Daniela M. Hernandez is a first-generation college graduate, immigrant, and Harvard-trained education leader whose career has been built at the intersection of systems-level strategy and community-centered practice. She holds a Master of Education in Educational Leadership, Organization, and Entrepreneurship from Harvard Graduate School of Education and a Bachelor of Arts in Liberal Studies with a Minor in Spanish from California State University, San Bernardino. A proud transfer student who began at community college, Daniela learned to advocate for herself and navigate higher education systems without a roadmap — an experience that continues to shape her commitment to community engagement and equitable access. At Harvard, she institutionalized the Harvard-wide Latino Graduation — coordinating across multiple schools to create a lasting cultural tradition, and through collaboration and strategic outreach secured U.S. Secretary of Education Miguel Cardona as keynote speaker.
Her professional record reflects the same scale and intentionality. At the California Association for Bilingual Education, she expanded a statewide contract portfolio from 20 to 80 institutional partnerships, sustained approximately 80% of that portfolio through COVID-19, co-developed bilingual LCAP-aligned family engagement curriculum delivered across California, and supervised 18 Parent Specialist Facilitators statewide. Her expertise spans strategic partnership development, program design and evaluation, and culturally responsive bilingual facilitation — consistently centering multilingual families and first-generation students not as recipients of programming, but as informed participants in the systems meant to serve them.

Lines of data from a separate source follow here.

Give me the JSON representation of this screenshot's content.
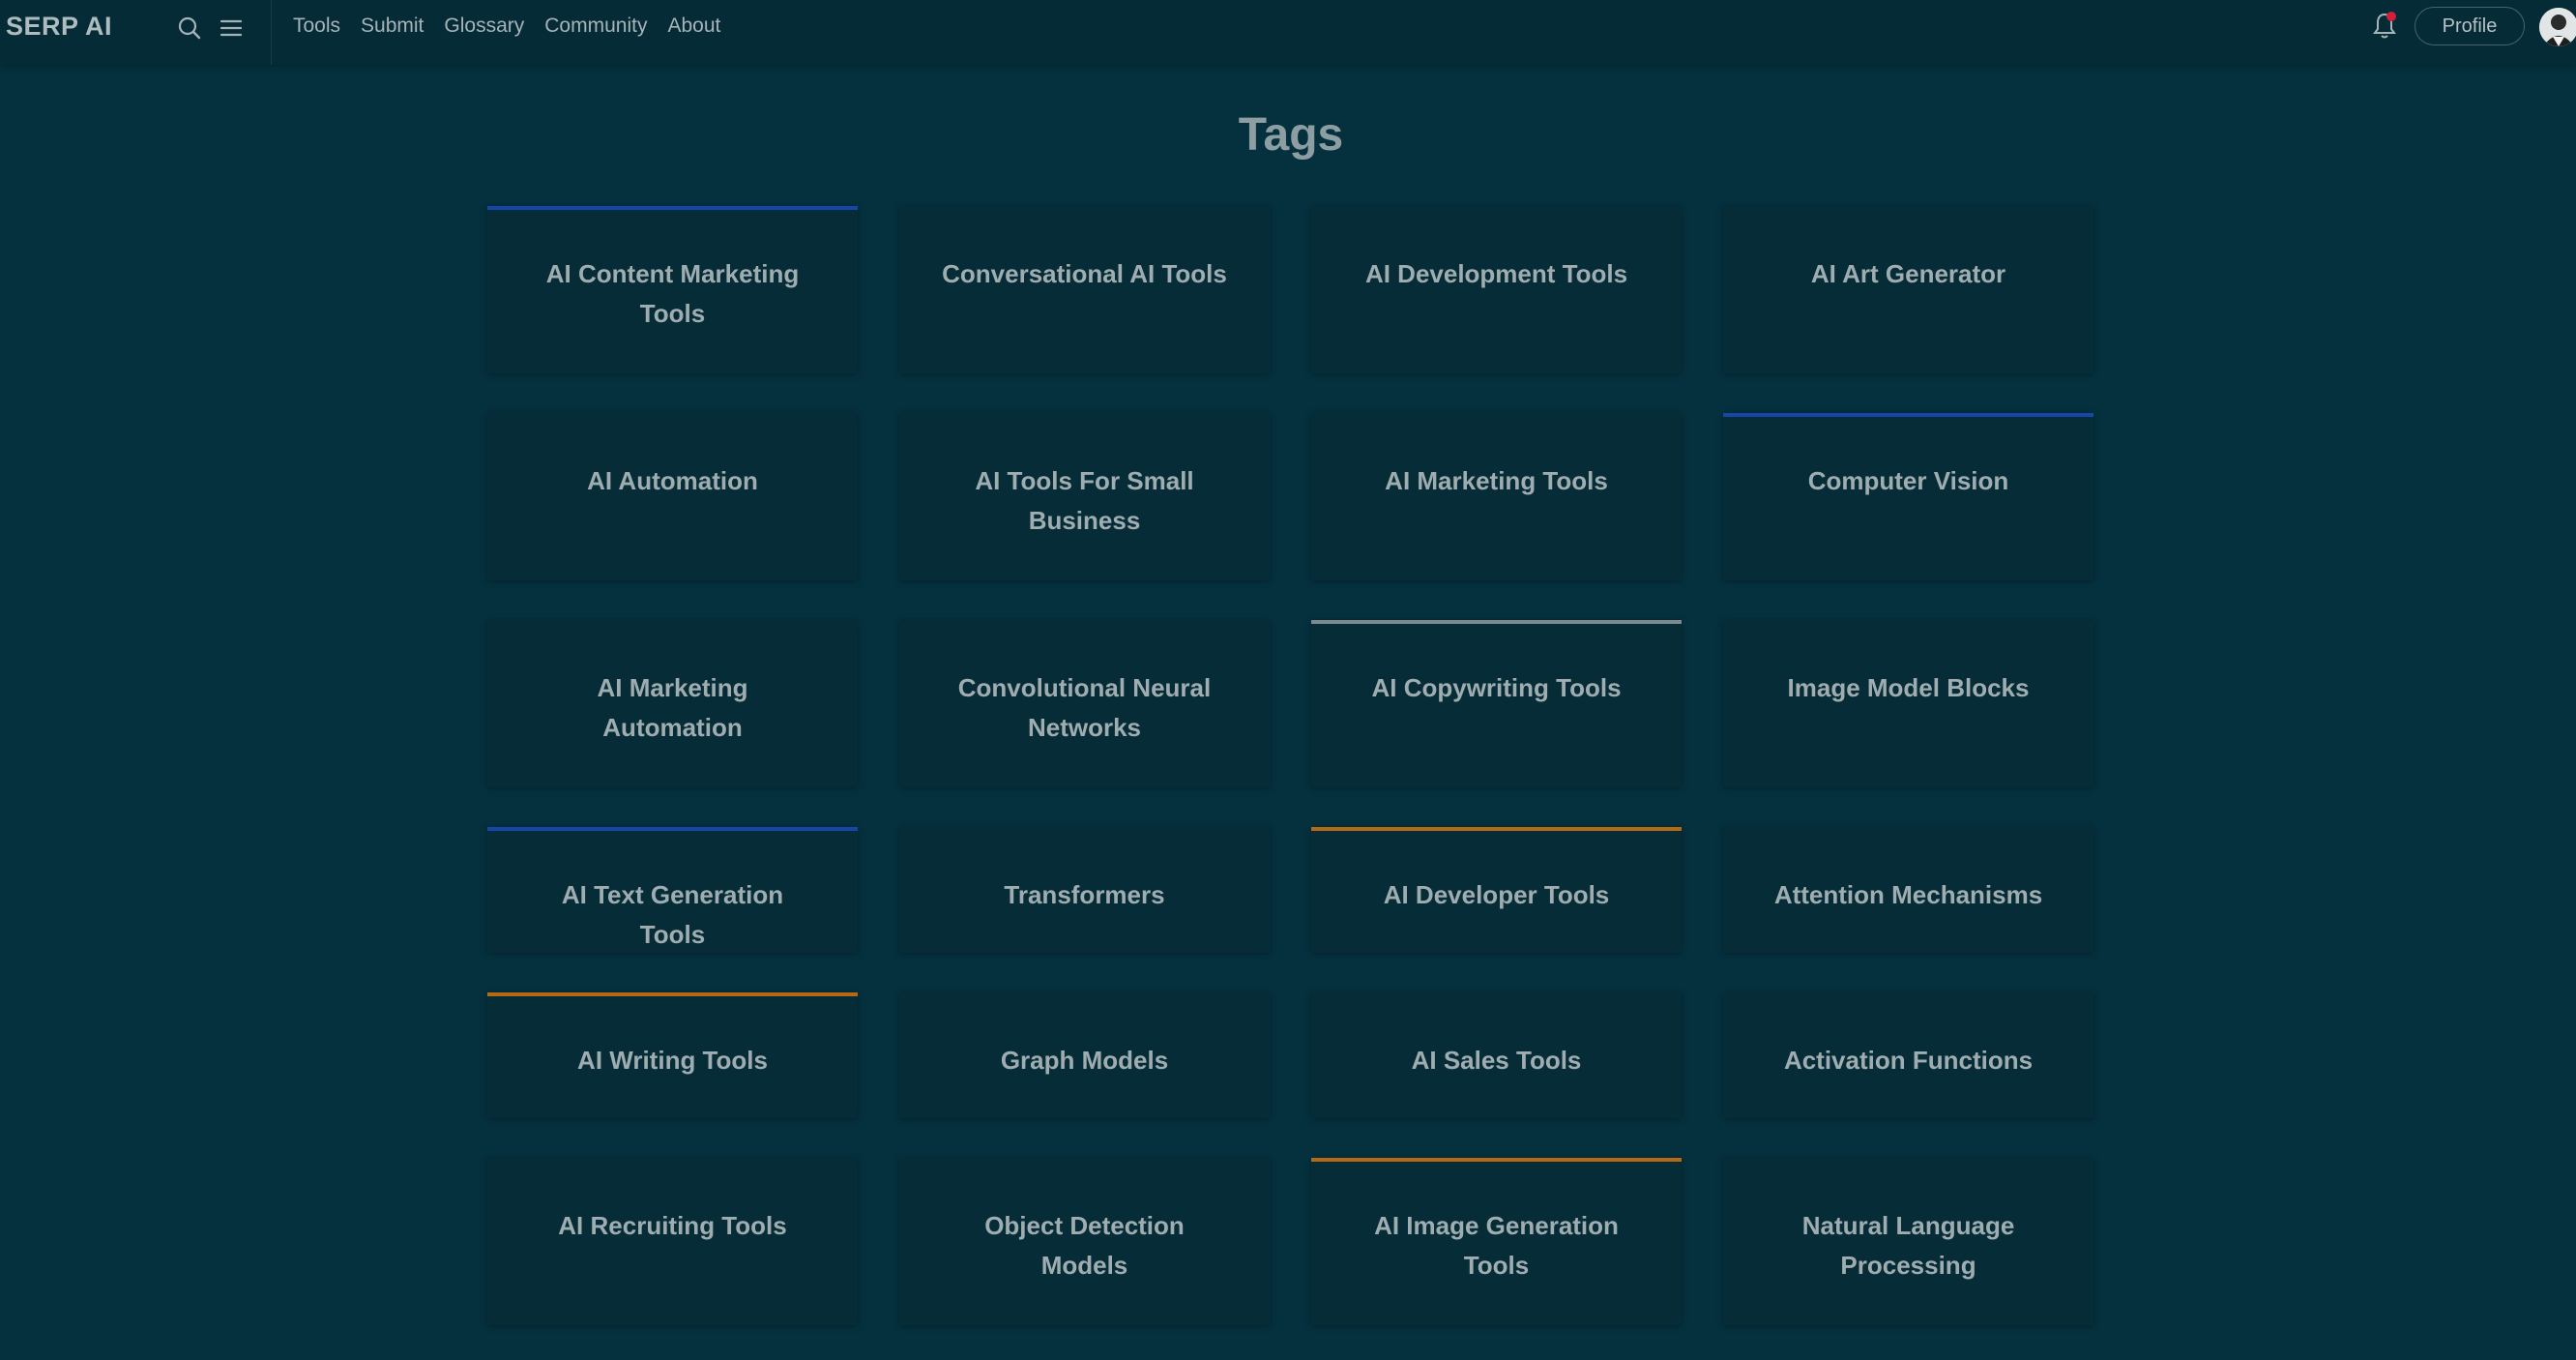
{
  "brand": "SERP AI",
  "nav": [
    "Tools",
    "Submit",
    "Glossary",
    "Community",
    "About"
  ],
  "header": {
    "profile_label": "Profile"
  },
  "page_title": "Tags",
  "accent_colors": {
    "blue": "#1546a8",
    "gray": "#7c8a8f",
    "orange": "#b46a12",
    "notification_dot": "#d21f3c"
  },
  "rows": [
    [
      {
        "label": "AI Content Marketing Tools",
        "accent": "blue"
      },
      {
        "label": "Conversational AI Tools",
        "accent": "none"
      },
      {
        "label": "AI Development Tools",
        "accent": "none"
      },
      {
        "label": "AI Art Generator",
        "accent": "none"
      }
    ],
    [
      {
        "label": "AI Automation",
        "accent": "none"
      },
      {
        "label": "AI Tools For Small Business",
        "accent": "none"
      },
      {
        "label": "AI Marketing Tools",
        "accent": "none"
      },
      {
        "label": "Computer Vision",
        "accent": "blue"
      }
    ],
    [
      {
        "label": "AI Marketing Automation",
        "accent": "none"
      },
      {
        "label": "Convolutional Neural Networks",
        "accent": "none"
      },
      {
        "label": "AI Copywriting Tools",
        "accent": "gray"
      },
      {
        "label": "Image Model Blocks",
        "accent": "none"
      }
    ],
    [
      {
        "label": "AI Text Generation Tools",
        "accent": "blue"
      },
      {
        "label": "Transformers",
        "accent": "none"
      },
      {
        "label": "AI Developer Tools",
        "accent": "orange"
      },
      {
        "label": "Attention Mechanisms",
        "accent": "none"
      }
    ],
    [
      {
        "label": "AI Writing Tools",
        "accent": "orange"
      },
      {
        "label": "Graph Models",
        "accent": "none"
      },
      {
        "label": "AI Sales Tools",
        "accent": "none"
      },
      {
        "label": "Activation Functions",
        "accent": "none"
      }
    ],
    [
      {
        "label": "AI Recruiting Tools",
        "accent": "none"
      },
      {
        "label": "Object Detection Models",
        "accent": "none"
      },
      {
        "label": "AI Image Generation Tools",
        "accent": "orange"
      },
      {
        "label": "Natural Language Processing",
        "accent": "none"
      }
    ]
  ]
}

Daniela joins MIHPE because she understands firsthand what is at stake when students and families lack access to information, representation, and pathways into professional careers. That lived context — combined with her institutional experience — is what she brings to MIHPE’s outreach and pipeline mission.
Jessica Flores-Martija grew up in the Coachella Valley, in a household shaped by her parents' work as field laborers and no family pathway into formal education. She earned a Bachelor of Arts in History and a Master of Arts in Teaching from La Sierra University and has since dedicated her career to ensuring students do not have to figure it out alone. As a Social Studies teacher at Redlands Unified School District, she uses project-based and collaborative learning to connect academic content to the world students actually inhabit.

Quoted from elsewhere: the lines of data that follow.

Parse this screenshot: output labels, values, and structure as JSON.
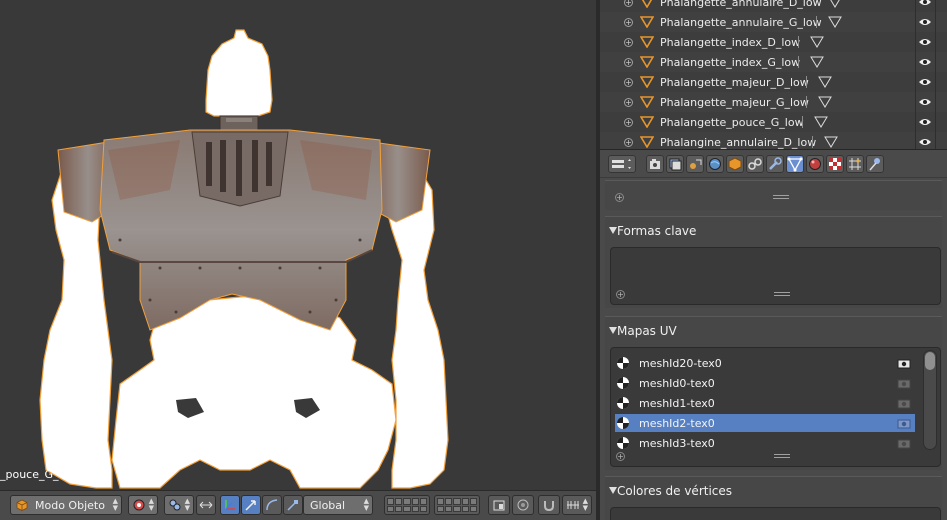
{
  "viewport": {
    "object_label": "_pouce_G_"
  },
  "view_header": {
    "mode_label": "Modo Objeto",
    "orientation_label": "Global"
  },
  "outliner": {
    "items": [
      {
        "name": "Phalangette_annulaire_D_low"
      },
      {
        "name": "Phalangette_annulaire_G_low"
      },
      {
        "name": "Phalangette_index_D_low"
      },
      {
        "name": "Phalangette_index_G_low"
      },
      {
        "name": "Phalangette_majeur_D_low"
      },
      {
        "name": "Phalangette_majeur_G_low"
      },
      {
        "name": "Phalangette_pouce_G_low"
      },
      {
        "name": "Phalangine_annulaire_D_low"
      }
    ]
  },
  "properties": {
    "tabs": [
      "render",
      "render-layers",
      "scene",
      "world",
      "object",
      "constraints",
      "modifiers",
      "data",
      "material",
      "texture",
      "particles",
      "physics"
    ],
    "active_tab": "data",
    "panels": {
      "shape_keys": {
        "title": "Formas clave"
      },
      "uv_maps": {
        "title": "Mapas UV",
        "items": [
          {
            "name": "meshId20-tex0",
            "selected": false,
            "active_render": true
          },
          {
            "name": "meshId0-tex0",
            "selected": false,
            "active_render": false
          },
          {
            "name": "meshId1-tex0",
            "selected": false,
            "active_render": false
          },
          {
            "name": "meshId2-tex0",
            "selected": true,
            "active_render": false
          },
          {
            "name": "meshId3-tex0",
            "selected": false,
            "active_render": false
          }
        ]
      },
      "vertex_colors": {
        "title": "Colores de vértices"
      }
    }
  },
  "colors": {
    "accent_selected": "#5680c2",
    "mesh_orange": "#e8962a",
    "selection_outline": "#f2a03a"
  }
}
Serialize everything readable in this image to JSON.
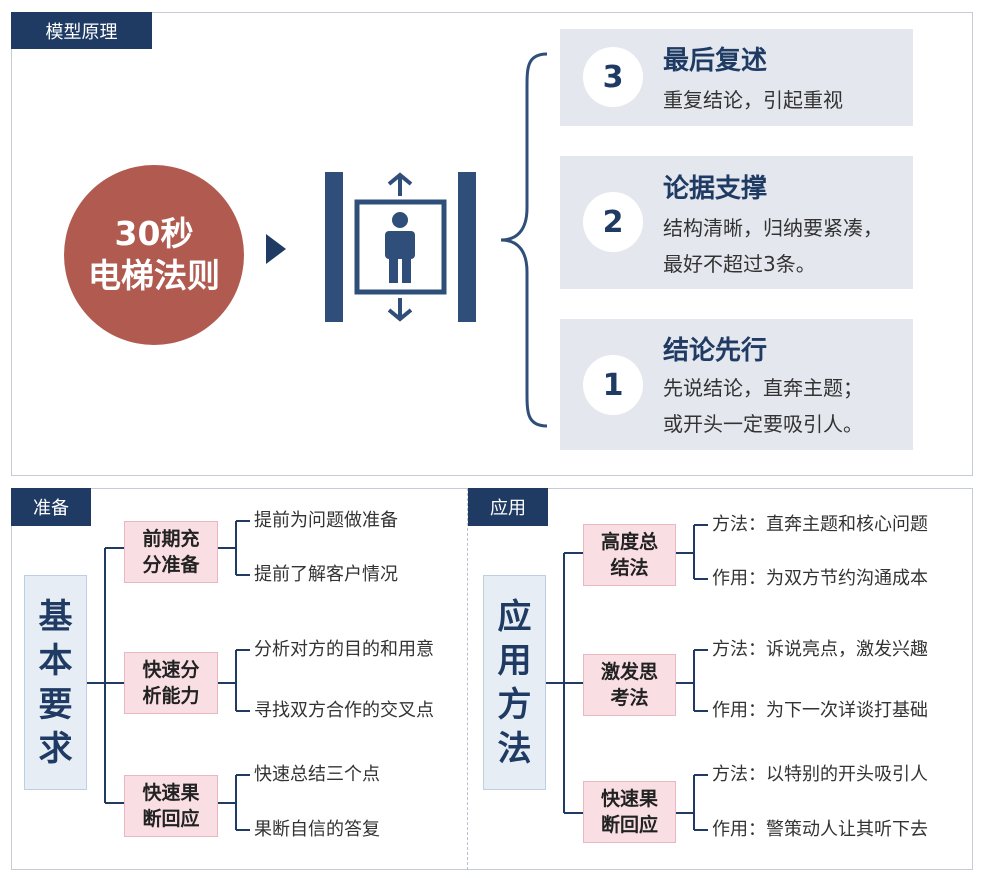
{
  "model": {
    "tag": "模型原理",
    "circle": {
      "line1": "30秒",
      "line2": "电梯法则"
    },
    "steps": [
      {
        "num": "3",
        "title": "最后复述",
        "lines": [
          "重复结论，引起重视"
        ]
      },
      {
        "num": "2",
        "title": "论据支撑",
        "lines": [
          "结构清晰，归纳要紧凑，",
          "最好不超过3条。"
        ]
      },
      {
        "num": "1",
        "title": "结论先行",
        "lines": [
          "先说结论，直奔主题；",
          "或开头一定要吸引人。"
        ]
      }
    ]
  },
  "prep": {
    "tag": "准备",
    "root": [
      "基",
      "本",
      "要",
      "求"
    ],
    "groups": [
      {
        "name": [
          "前期充",
          "分准备"
        ],
        "leaves": [
          "提前为问题做准备",
          "提前了解客户情况"
        ]
      },
      {
        "name": [
          "快速分",
          "析能力"
        ],
        "leaves": [
          "分析对方的目的和用意",
          "寻找双方合作的交叉点"
        ]
      },
      {
        "name": [
          "快速果",
          "断回应"
        ],
        "leaves": [
          "快速总结三个点",
          "果断自信的答复"
        ]
      }
    ]
  },
  "apply": {
    "tag": "应用",
    "root": [
      "应",
      "用",
      "方",
      "法"
    ],
    "groups": [
      {
        "name": [
          "高度总",
          "结法"
        ],
        "leaves": [
          "方法：直奔主题和核心问题",
          "作用：为双方节约沟通成本"
        ]
      },
      {
        "name": [
          "激发思",
          "考法"
        ],
        "leaves": [
          "方法：诉说亮点，激发兴趣",
          "作用：为下一次详谈打基础"
        ]
      },
      {
        "name": [
          "快速果",
          "断回应"
        ],
        "leaves": [
          "方法：以特别的开头吸引人",
          "作用：警策动人让其听下去"
        ]
      }
    ]
  },
  "colors": {
    "navy": "#1f3b64",
    "red_circle": "#b05a50",
    "step_bg": "#e4e8ee",
    "pink": "#f9dfe3"
  },
  "icons": [
    "play-arrow-icon",
    "elevator-person-icon",
    "brace-icon"
  ]
}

Her partnership with the San Bernardino County Registrar of Voters to launch a Student Poll Worker Program is one example of how she translates that philosophy into action. Within MIHPE, Jessica's focus is on students: helping them explore career pathways honestly, identify what fits, and make informed decisions about their futures, not based on what looks good on paper, but on what is genuinely right for them.
Diego leads institutional outreach and partnership development across MIHPE's service areas.

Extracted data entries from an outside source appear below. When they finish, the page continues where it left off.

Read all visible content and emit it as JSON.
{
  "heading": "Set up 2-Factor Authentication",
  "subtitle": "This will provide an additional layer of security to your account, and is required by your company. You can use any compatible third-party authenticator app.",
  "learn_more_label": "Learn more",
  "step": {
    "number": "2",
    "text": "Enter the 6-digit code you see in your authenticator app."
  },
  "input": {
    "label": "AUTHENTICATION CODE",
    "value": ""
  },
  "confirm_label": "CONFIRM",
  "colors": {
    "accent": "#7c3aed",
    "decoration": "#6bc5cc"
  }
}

Identifying and cultivating relationships with academic institutions and community organizations
Coordinating outreach events and pipeline programming in target regions
Managing social media strategy and institutional communications
Supporting partnership agreements and ongoing institutional coordination
Representing MIHPE at institutional and community engagements
Diego's work is grounded in authentic community connection and understanding of barriers to health professions pathways.